То, что бросил им вчера на брезент Николай Губа, оказалось ни многим ни малым, офицерским планшетом – точной копией того, что у них уже был. Теперь их стало два. С теми же картами боевых действий на Курской дуге, с теми же линейкой, транспортиром, карандашом… и самое главное – с точно такой же фотографией, где запечатлён лейтенант ВВС со своей семьёй в городе Арзамасе перед войной. Два планшета. Две фотографии. Всё одинаково, будто сняли лазерную копию. Тут уж все подумали, а не сошли ли мы, собственно говоря, с ума, братцы?

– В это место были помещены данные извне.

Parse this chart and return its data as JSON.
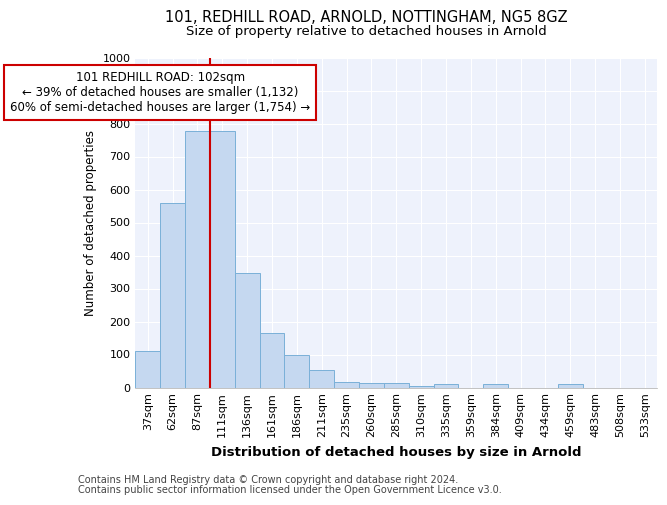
{
  "title": "101, REDHILL ROAD, ARNOLD, NOTTINGHAM, NG5 8GZ",
  "subtitle": "Size of property relative to detached houses in Arnold",
  "xlabel": "Distribution of detached houses by size in Arnold",
  "ylabel": "Number of detached properties",
  "categories": [
    "37sqm",
    "62sqm",
    "87sqm",
    "111sqm",
    "136sqm",
    "161sqm",
    "186sqm",
    "211sqm",
    "235sqm",
    "260sqm",
    "285sqm",
    "310sqm",
    "335sqm",
    "359sqm",
    "384sqm",
    "409sqm",
    "434sqm",
    "459sqm",
    "483sqm",
    "508sqm",
    "533sqm"
  ],
  "values": [
    112,
    558,
    778,
    778,
    348,
    165,
    98,
    53,
    18,
    15,
    13,
    5,
    12,
    0,
    10,
    0,
    0,
    10,
    0,
    0,
    0
  ],
  "bar_color": "#c5d8f0",
  "bar_edge_color": "#7ab0d8",
  "vline_color": "#cc0000",
  "annotation_text": "101 REDHILL ROAD: 102sqm\n← 39% of detached houses are smaller (1,132)\n60% of semi-detached houses are larger (1,754) →",
  "annotation_box_color": "#cc0000",
  "annotation_text_color": "#000000",
  "ylim": [
    0,
    1000
  ],
  "yticks": [
    0,
    100,
    200,
    300,
    400,
    500,
    600,
    700,
    800,
    900,
    1000
  ],
  "background_color": "#eef2fc",
  "footer_line1": "Contains HM Land Registry data © Crown copyright and database right 2024.",
  "footer_line2": "Contains public sector information licensed under the Open Government Licence v3.0.",
  "title_fontsize": 10.5,
  "subtitle_fontsize": 9.5,
  "xlabel_fontsize": 9.5,
  "ylabel_fontsize": 8.5,
  "tick_fontsize": 8,
  "footer_fontsize": 7,
  "annotation_fontsize": 8.5
}
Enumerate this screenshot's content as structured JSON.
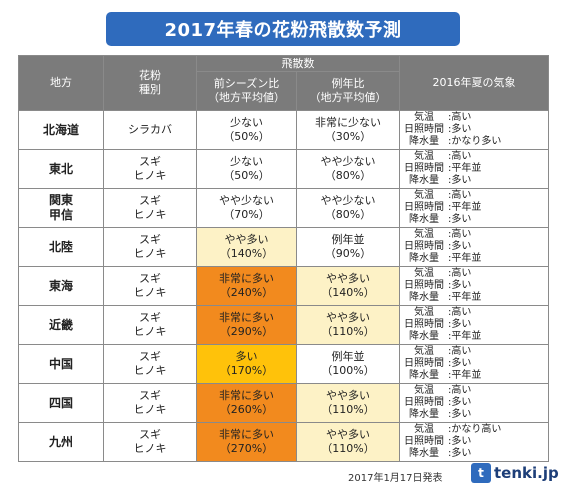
{
  "title": "2017年春の花粉飛散数予測",
  "header": {
    "region": "地方",
    "species": "花粉\n種別",
    "dispersal": "飛散数",
    "prev_season": "前シーズン比\n（地方平均値）",
    "normal_year": "例年比\n（地方平均値）",
    "summer_weather": "2016年夏の気象"
  },
  "weather_labels": [
    "気温",
    "日照時間",
    "降水量"
  ],
  "level_colors": {
    "very-high": "#f28a1e",
    "high": "#ffc20a",
    "slightly-high": "#fdf2c6"
  },
  "rows": [
    {
      "region": "北海道",
      "species": "シラカバ",
      "prev": {
        "text": "少ない",
        "pct": "（50%）",
        "level": ""
      },
      "normal": {
        "text": "非常に少ない",
        "pct": "（30%）",
        "level": ""
      },
      "weather": [
        ":高い",
        ":多い",
        ":かなり多い"
      ]
    },
    {
      "region": "東北",
      "species": "スギ\nヒノキ",
      "prev": {
        "text": "少ない",
        "pct": "（50%）",
        "level": ""
      },
      "normal": {
        "text": "やや少ない",
        "pct": "（80%）",
        "level": ""
      },
      "weather": [
        ":高い",
        ":平年並",
        ":多い"
      ]
    },
    {
      "region": "関東\n甲信",
      "species": "スギ\nヒノキ",
      "prev": {
        "text": "やや少ない",
        "pct": "（70%）",
        "level": ""
      },
      "normal": {
        "text": "やや少ない",
        "pct": "（80%）",
        "level": ""
      },
      "weather": [
        ":高い",
        ":平年並",
        ":多い"
      ]
    },
    {
      "region": "北陸",
      "species": "スギ\nヒノキ",
      "prev": {
        "text": "やや多い",
        "pct": "（140%）",
        "level": "slightly-high"
      },
      "normal": {
        "text": "例年並",
        "pct": "（90%）",
        "level": ""
      },
      "weather": [
        ":高い",
        ":多い",
        ":平年並"
      ]
    },
    {
      "region": "東海",
      "species": "スギ\nヒノキ",
      "prev": {
        "text": "非常に多い",
        "pct": "（240%）",
        "level": "very-high"
      },
      "normal": {
        "text": "やや多い",
        "pct": "（140%）",
        "level": "slightly-high"
      },
      "weather": [
        ":高い",
        ":多い",
        ":平年並"
      ]
    },
    {
      "region": "近畿",
      "species": "スギ\nヒノキ",
      "prev": {
        "text": "非常に多い",
        "pct": "（290%）",
        "level": "very-high"
      },
      "normal": {
        "text": "やや多い",
        "pct": "（110%）",
        "level": "slightly-high"
      },
      "weather": [
        ":高い",
        ":多い",
        ":平年並"
      ]
    },
    {
      "region": "中国",
      "species": "スギ\nヒノキ",
      "prev": {
        "text": "多い",
        "pct": "（170%）",
        "level": "high"
      },
      "normal": {
        "text": "例年並",
        "pct": "（100%）",
        "level": ""
      },
      "weather": [
        ":高い",
        ":多い",
        ":平年並"
      ]
    },
    {
      "region": "四国",
      "species": "スギ\nヒノキ",
      "prev": {
        "text": "非常に多い",
        "pct": "（260%）",
        "level": "very-high"
      },
      "normal": {
        "text": "やや多い",
        "pct": "（110%）",
        "level": "slightly-high"
      },
      "weather": [
        ":高い",
        ":多い",
        ":多い"
      ]
    },
    {
      "region": "九州",
      "species": "スギ\nヒノキ",
      "prev": {
        "text": "非常に多い",
        "pct": "（270%）",
        "level": "very-high"
      },
      "normal": {
        "text": "やや多い",
        "pct": "（110%）",
        "level": "slightly-high"
      },
      "weather": [
        ":かなり高い",
        ":多い",
        ":多い"
      ]
    }
  ],
  "footer": {
    "date": "2017年1月17日発表",
    "logo_icon": "t",
    "logo_text": "tenki.jp"
  }
}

- Похоже, червоточина побывала и здесь.

- А ты сомневался? – съехидничал Губа. – Тело лётчика тебе ничего не говорит? Не свалился же он просто так с неба? Ни обломков самолёта, ни обрывков парашюта – всё как в первый раз, там, у долины.

Семён не заметил колкость в словах, а подойдя ближе, провёл носком ботинка по внешней стороне первой границы окружности. Внутренняя поверхность почвы имела вид прошедшей по траве бритвы – ни насекомых, ни какой-либо другой живности не наблюдалось.

- Да, - подтвердил профессор. – Воронка портала вновь забросила лётчика в наше время. Снова произошёл обмен пространствами двух временных эпох с разницей в тридцать шесть лет.

- И, похоже, червоточина захватила с собой из потустороннего мира те жгуты, которые не были привыкшими к нашей земной атмосфере, - добавил Семён. – Вспомните, как они пузырились, отдавая Богу душу – если она у них, конечно, была.

- Жгуты? – переспросил Санёк. – Из Курской дуги?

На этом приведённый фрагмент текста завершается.